Dizem que em 1995 houve o seguinte diálogo entre um navio da Marinha americana e as autoridades costeiras do Canadá. Os americanos começaram educadamente:
– Favor alterar seu curso 15 graus para o norte, para evitar colisão com nossa embarcação.
Os canadenses responderam de pronto:
– Recomendo mudar seu curso 15 graus para o sul.
O americano ficou mordido:
– Aqui é o capitão de um navio da Marinha americana! Repito, mude seu curso.
Mas o canadense insistiu:
– Impossível. Mude seu curso atual.
O negócio começou a ficar feio. O capitão americano berrou ao microfone:
– Este é o porta-aviões USS Lincoln, o segundo maior da frota americana no Atlântico! Estamos acompanhados de três destroyers, três fragatas e numerosos navios de suporte. Eu exijo que vocês mudem imediatamente seu curso 15 graus para o norte, do contrário tomaremos contramedidas para garantir a segurança do navio.
E o canadense respondeu:
– Impossível, repito: aqui é um farol… Câmbio!
Às vezes nossa arrogância nos faz cegos… Quantas vezes não insistimos em criticar a atitude dos outros, quantas vezes não exigimos mudanças de comportamento nas pessoas que vivem perto de nós, quando na verdade nós é que deveríamos mudar nosso rumo?

Pastor Nilton Barreto
PIBIG – Primeira Igreja Batista da Ilha do Governador

APRENDA A DIZER “NÃO”

“Há caminhos que parecem direito ao homem, mas afinal são caminhos de morte.” (Provérbios 16.25)

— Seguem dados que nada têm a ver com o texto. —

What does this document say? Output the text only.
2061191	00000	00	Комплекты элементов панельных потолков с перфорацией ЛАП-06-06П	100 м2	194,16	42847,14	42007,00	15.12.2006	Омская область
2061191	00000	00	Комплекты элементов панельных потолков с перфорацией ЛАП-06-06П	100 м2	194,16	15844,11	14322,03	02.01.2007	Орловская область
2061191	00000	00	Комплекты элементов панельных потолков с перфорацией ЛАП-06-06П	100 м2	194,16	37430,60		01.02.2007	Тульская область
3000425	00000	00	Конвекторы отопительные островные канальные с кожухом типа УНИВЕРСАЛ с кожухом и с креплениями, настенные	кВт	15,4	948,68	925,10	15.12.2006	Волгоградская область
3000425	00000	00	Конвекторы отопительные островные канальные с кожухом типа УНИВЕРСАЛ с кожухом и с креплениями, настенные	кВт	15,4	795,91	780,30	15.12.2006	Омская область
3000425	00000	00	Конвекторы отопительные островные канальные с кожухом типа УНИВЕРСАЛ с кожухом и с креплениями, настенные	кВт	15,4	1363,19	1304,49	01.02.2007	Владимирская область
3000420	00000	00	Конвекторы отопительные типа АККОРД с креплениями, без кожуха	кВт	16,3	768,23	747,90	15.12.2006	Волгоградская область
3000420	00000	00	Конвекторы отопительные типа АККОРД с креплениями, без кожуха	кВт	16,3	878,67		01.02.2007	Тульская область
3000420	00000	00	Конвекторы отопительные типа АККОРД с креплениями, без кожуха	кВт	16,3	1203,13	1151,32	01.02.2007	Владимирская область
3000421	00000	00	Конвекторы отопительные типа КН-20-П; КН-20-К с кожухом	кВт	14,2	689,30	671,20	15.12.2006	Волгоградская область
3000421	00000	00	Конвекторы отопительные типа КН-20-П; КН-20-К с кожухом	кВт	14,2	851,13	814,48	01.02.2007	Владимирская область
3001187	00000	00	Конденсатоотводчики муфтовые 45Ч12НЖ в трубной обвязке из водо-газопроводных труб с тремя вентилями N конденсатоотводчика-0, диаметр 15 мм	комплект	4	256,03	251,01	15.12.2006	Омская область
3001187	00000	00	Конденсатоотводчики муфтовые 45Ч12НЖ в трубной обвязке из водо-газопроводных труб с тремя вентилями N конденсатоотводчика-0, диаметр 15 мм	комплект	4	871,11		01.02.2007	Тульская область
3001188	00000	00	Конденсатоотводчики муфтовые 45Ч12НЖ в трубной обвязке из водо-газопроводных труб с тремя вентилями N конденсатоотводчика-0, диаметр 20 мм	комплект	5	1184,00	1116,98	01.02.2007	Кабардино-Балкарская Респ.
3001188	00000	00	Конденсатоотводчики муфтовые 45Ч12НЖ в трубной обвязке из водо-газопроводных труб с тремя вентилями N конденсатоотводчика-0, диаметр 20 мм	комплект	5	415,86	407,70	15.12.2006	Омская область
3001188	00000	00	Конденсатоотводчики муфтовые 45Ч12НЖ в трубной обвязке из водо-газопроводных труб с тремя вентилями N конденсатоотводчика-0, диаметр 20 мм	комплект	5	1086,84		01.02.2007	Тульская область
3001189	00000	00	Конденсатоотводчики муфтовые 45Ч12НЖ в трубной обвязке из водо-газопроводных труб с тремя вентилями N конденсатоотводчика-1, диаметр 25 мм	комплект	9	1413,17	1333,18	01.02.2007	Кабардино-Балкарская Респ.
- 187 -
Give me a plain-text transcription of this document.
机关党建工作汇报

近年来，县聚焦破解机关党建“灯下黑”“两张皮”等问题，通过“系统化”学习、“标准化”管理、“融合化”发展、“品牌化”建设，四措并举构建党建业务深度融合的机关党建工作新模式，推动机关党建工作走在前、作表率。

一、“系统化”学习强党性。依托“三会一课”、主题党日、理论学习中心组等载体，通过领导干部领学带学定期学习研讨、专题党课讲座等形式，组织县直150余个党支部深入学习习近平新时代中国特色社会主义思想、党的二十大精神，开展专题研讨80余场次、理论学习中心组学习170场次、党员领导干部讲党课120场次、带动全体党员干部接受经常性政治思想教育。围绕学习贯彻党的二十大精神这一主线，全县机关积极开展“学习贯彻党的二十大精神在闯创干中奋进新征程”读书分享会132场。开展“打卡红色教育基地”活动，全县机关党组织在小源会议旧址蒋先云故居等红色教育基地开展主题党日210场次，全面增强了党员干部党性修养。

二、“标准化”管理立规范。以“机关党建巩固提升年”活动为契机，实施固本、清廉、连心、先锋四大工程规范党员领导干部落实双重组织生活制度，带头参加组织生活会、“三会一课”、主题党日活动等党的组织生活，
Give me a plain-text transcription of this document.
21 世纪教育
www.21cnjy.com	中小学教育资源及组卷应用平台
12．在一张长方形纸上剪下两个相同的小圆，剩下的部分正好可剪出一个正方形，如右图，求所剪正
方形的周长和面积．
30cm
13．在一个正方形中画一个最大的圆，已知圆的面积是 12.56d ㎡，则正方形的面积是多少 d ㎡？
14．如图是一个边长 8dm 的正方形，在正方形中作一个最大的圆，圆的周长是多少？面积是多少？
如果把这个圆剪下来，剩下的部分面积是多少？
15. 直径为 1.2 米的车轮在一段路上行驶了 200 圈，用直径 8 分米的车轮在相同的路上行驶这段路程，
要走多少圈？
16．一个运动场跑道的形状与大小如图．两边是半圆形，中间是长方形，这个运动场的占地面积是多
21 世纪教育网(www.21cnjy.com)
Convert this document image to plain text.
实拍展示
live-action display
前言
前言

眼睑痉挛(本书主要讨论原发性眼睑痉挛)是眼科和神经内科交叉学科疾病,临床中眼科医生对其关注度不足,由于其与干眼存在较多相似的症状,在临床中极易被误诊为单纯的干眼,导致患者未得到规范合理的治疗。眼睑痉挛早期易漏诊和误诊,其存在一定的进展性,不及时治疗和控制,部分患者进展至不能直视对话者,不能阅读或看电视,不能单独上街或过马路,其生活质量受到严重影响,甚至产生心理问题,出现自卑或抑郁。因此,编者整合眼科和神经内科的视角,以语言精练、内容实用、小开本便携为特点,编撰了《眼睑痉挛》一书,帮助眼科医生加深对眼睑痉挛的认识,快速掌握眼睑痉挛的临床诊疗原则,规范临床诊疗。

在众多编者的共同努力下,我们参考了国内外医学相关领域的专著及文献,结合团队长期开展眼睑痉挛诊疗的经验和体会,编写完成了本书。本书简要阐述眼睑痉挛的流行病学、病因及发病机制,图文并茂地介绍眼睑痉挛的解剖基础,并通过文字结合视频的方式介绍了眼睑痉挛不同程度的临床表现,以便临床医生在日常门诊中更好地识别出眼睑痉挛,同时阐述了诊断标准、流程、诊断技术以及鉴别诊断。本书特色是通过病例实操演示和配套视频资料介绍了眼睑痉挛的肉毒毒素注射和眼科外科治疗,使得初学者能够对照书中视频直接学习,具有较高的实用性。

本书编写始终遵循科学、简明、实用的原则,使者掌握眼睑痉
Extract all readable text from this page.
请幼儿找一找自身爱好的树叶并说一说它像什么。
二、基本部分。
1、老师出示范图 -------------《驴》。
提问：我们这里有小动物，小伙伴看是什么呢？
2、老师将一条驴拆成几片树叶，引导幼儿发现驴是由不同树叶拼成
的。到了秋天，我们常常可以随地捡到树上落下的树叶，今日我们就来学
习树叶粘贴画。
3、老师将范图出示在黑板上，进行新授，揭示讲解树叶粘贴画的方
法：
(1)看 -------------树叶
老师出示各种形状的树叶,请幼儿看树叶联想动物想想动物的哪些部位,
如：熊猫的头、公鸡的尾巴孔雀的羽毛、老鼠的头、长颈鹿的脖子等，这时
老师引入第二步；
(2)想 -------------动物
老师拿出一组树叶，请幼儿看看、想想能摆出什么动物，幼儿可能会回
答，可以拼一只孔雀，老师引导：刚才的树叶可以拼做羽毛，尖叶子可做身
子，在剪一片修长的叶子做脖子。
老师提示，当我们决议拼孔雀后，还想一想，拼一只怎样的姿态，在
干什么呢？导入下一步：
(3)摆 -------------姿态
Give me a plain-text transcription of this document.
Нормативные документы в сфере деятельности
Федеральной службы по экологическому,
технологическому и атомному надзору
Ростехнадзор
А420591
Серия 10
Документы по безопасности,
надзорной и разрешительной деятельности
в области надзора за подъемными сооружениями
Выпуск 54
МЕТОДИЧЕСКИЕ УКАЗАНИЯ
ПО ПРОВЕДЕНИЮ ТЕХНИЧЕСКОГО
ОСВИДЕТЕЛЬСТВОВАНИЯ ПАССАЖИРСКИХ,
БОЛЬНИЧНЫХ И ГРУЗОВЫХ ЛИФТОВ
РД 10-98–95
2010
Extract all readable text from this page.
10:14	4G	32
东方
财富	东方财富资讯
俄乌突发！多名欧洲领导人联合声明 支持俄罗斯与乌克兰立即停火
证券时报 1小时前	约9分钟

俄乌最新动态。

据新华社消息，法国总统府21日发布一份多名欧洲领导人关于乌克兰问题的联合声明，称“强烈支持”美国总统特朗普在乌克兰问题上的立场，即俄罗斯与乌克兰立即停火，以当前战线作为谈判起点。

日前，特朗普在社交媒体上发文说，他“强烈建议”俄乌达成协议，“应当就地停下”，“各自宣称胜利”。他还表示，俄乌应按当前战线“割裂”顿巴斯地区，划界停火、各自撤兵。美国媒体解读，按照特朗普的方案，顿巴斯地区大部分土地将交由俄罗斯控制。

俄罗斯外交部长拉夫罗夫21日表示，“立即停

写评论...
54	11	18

O vigia de uma pequena aldeia tinha a função de manter acesa a luz do farol. Para tanto, devia abastecê-lo com óleo dia e noite. Era um trabalho de muita responsabilidade, pois o farol guiava os navios que passavam por um local estreito, perigoso e cheio de rochas.
Próximo ao farol havia uma pequena aldeia e, constantemente, um morador de lá ia procurar o vigia para pedir-lhe um pouquinho de óleo para suas lamparinas. O vigia, homem muito bondoso, nunca lhe dizia “não”. Agindo assim, com o tempo o faroleiro gastou todo suprimento de óleo do farol e, pouco a pouco, a luz da importante torre foi enfraquecendo, até se apagar completamente. O vigia se apavorou quando viu diante dele o quadro que ele mesmo ajudara a pintar: um grande navio cheio de tripulantes se aproximou do estreito, bateu nas rochas e afundou. Sua atitude insensata e irresponsável, ainda que bem-intencionada, acabou provocando a morte de muitas outras pessoas.
Em alguns momentos da vida, temos de agir com firmeza e saber dizer “não”. Se nos desviarmos das nossas responsabilidades, poderemos causar perdas para quem depositou confiança em nosso trabalho, ministério e família.
Pense nisso!
Pastor Nilton Barreto

AJUDE OS OUTROS A VENCER

“Um ao outro ajudou e disse ao seu companheiro: Esforça-te!”
(Isaías 41.6)

Há alguns anos, nas Olimpíadas Especiais de Seattle, nove participantes, todos com deficiência mental ou física, alinharam-se para a largada da corrida dos cem metros rasos. Ao sinal, todos partiram, não exatamente em disparada, mas com vontade de dar o melhor de si, terminar a corrida e quem sabe ganhar. Todos, com exceção de um garoto, que tropeçou no asfalto, caiu rolando e começou a chorar. Os outros oito competidores ouviram o choro, diminuíram o passo e olharam para trás. Então eles se viraram e voltaram. Todos. Uma das meninas, com síndrome de Down, se ajoelhou, deu um beijo no garoto caído e disse:

– Pronto, agora vai sarar.
E todos os nove competidores deram-se os braços e andaram juntos até a linha de chegada.
O estádio inteiro ficou de pé e aplaudiu os atletas por muitos minutos. Os espectadores que estavam ali naquele dia e presenciaram aquela cena incomum continuam repetindo essa história até hoje.
E por quê? Porque no fundo nós sabemos que na vida o que importa não é ganhar sozinho. O que importa é ajudar os outros a vencer, mesmo que isso signifique diminuir o passo e mudarmos de curso.
Pense nisso!

Pastor Nilton Barreto

Construa um Ambiente Harmonioso com Tolerância e Perdão

 

“A resposta branda desvia o furor, mas a palavra dura provoca a ira.”

(Provérbios 15.1)

 

Um empresário com grande poder de decisão gritou com um diretor de sua empresa, porque naquele momento estava sentindo muita raiva. O diretor, chegando em casa e vendo um bom e farto almoço à mesa, gritou com sua mulher, acusando-a de gastar demais.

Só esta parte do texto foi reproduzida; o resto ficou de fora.